Tasavvufî bir terbiye üzere yetişen Ahmed Bîcân Efendi, ilim ve irfânı ile kısa zamanda büyük yol kat eder. Ağabeyi Muhammed Yazıcıoğlu’ndan da ilim tahsil eden Ahmed Bîcân Efendi’nin hayâtı, dönemin evliyâsının büyüklerinden Hacı Bayrâm-ı Velî Hazretleri ile buluşmasının ardından değişir.

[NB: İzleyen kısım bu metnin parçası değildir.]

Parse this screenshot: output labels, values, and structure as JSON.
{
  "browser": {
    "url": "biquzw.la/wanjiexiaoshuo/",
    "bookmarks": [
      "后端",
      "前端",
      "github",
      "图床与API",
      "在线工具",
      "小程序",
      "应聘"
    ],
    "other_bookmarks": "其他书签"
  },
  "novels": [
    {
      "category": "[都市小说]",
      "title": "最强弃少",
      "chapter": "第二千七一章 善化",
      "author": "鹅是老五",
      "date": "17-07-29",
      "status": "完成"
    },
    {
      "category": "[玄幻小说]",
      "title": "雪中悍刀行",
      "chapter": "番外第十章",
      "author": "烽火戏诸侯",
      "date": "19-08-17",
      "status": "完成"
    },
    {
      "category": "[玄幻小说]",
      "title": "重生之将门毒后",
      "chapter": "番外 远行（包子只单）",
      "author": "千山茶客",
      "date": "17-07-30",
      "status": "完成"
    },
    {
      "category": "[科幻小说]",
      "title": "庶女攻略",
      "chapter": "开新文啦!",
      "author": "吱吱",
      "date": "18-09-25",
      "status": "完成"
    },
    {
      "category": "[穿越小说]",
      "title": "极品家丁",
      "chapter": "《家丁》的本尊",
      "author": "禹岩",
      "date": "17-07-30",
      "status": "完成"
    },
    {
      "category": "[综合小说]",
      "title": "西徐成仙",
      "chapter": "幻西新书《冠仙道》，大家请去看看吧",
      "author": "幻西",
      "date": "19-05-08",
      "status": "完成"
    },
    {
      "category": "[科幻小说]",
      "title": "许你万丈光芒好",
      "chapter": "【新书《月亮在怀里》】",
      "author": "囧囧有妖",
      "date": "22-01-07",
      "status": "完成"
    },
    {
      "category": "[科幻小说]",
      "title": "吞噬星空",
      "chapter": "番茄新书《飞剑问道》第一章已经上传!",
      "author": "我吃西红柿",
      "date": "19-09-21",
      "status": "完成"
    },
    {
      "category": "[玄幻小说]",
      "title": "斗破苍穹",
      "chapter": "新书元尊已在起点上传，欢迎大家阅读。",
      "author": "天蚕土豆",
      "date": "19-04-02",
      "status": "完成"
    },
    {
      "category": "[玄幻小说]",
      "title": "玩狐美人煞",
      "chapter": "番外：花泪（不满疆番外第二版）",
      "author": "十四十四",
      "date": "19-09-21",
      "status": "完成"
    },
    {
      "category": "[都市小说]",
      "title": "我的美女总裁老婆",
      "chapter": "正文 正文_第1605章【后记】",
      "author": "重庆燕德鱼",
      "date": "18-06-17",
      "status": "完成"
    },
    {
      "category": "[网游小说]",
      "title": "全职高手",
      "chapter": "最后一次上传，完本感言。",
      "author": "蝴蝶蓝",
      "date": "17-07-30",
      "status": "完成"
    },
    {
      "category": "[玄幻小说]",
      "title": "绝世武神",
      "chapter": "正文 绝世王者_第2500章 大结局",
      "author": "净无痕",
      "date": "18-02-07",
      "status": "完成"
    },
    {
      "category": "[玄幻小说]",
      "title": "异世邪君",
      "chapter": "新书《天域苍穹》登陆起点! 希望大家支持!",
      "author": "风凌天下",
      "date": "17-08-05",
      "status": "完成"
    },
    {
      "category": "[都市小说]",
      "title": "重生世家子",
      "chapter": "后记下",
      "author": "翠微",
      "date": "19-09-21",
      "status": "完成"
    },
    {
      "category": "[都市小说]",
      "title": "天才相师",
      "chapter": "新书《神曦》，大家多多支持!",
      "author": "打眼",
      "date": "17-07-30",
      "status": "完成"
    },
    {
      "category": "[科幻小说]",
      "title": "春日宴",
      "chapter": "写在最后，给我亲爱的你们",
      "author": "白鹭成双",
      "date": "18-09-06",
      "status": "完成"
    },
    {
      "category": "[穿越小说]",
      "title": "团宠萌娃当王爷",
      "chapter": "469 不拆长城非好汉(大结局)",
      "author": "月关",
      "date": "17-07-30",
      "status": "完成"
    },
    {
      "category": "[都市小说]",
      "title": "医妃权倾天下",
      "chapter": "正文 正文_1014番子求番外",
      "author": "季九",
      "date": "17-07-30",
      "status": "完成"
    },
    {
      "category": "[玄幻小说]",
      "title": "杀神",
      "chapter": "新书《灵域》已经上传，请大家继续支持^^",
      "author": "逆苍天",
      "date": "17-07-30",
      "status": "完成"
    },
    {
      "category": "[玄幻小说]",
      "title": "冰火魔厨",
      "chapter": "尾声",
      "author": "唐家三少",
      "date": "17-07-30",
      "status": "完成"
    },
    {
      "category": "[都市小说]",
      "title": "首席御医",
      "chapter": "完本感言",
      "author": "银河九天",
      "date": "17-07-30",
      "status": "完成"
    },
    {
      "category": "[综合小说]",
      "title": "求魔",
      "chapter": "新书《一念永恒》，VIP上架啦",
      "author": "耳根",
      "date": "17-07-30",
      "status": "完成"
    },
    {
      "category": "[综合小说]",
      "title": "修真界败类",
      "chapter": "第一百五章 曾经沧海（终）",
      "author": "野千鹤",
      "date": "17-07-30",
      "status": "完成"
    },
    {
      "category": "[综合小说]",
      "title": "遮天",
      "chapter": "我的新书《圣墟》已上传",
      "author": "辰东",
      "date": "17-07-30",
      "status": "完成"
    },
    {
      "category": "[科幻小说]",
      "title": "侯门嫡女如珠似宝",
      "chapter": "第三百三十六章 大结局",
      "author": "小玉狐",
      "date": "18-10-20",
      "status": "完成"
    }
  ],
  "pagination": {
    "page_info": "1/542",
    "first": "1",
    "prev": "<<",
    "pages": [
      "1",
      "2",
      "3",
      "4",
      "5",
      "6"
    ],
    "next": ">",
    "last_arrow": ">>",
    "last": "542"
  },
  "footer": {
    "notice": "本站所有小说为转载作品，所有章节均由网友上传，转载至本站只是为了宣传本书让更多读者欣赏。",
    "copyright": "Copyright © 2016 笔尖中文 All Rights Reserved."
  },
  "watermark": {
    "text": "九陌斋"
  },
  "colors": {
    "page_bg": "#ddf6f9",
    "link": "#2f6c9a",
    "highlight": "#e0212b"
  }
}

Devrin büyük gönül sultânı Hacı Bayrâm-ı Velî Hazretleri, Sultan II. Murâd ile görüşmek üzere Edirne’ye giderken Gelibolu’ya uğrar. Burada Yazıcıoğlu Kardeşler ile görüşen Hacı Bayrâm-ı Velî Hazretleri iki kardeşin de gönüllerini feth eder. Tasavvûfî hayatlarına Bayrâmiyye tarîkatında devam eden iki kardeş, Hacı Bayrâm-I Velî Hazretlerinin saraydan Ankara’ya dönüşü sırasında tekrar Gelibolu’ya uğramasıyla büyük bir saadete erişir. Yazıcıoğlu Kardeşlerin Hacı Bayrâm-ı Velî Hazretlerine olan muhabbetleri, ondan aldıkları ilim ve feyz eserlerinde de yer alır. Muhammed Yazıcıoğlu’nun şu mısraları, Hacı Bayrâm-ı Velî Hazretlerinin hayâtındaki yerini ve değerini anlatır niteliktedir:

Cihânın kutb-ı mâhı Hacı Bayrâm-ı

Cihânın şeyh-i şâhı Hacı Bayrâm-ı

Gözükdi sırr ile dir müjdigâni

Ki virdi Hak sana şol zindigâni

Çü şeyhüm bu sözî işrâb kıldı

Sözini cânuma mihrâb kıldı

                 Yazıcızâde Mehmed Efendi

Ahmed Bîcân Efendi’nin ağabeyi Muhammed Yazıcıoğlu, kardeşinin tahsiliyle yakından ilgilenmiş ve dâima şefkatle yanında olmuştur. İslâm âlemine Muhameddiye isimli muhteşem bir eser kazandıran Muhammed Yazıcıoğlu, kardeşinin ilim ve kâbiliyetinin farkındadır. Bu sebeple kalıcı bir eser bırakması için kardeşi Ahmed Bîcân Efendi’yi teşvik eder. Ahmed Bîcân Efendi, Arap diline hâkimiyeti hasebiyle ilk olarak ağabeyinin Megaribü’z - Zamân eserini Türkçe’ye çevirir. Bu eser, Muhammed Yazıcıoğlu’nun Muhammediyye ismiyle meşhûr olan eseridir. Arapça eserleri tercüme edecek seviyede bu dile hâkimiyeti, faydalandığı kaynakların dilinin Arapça ve Farsça olması ve tercümelerinde oldukça ayrıntılı ma’lûmât vermesi; onun hem çağının ilimlerine hâkim olduğunu hem de tefsir, hadis, kelâm husûslarındaki bilgisini açıkça ortaya koymaktadır.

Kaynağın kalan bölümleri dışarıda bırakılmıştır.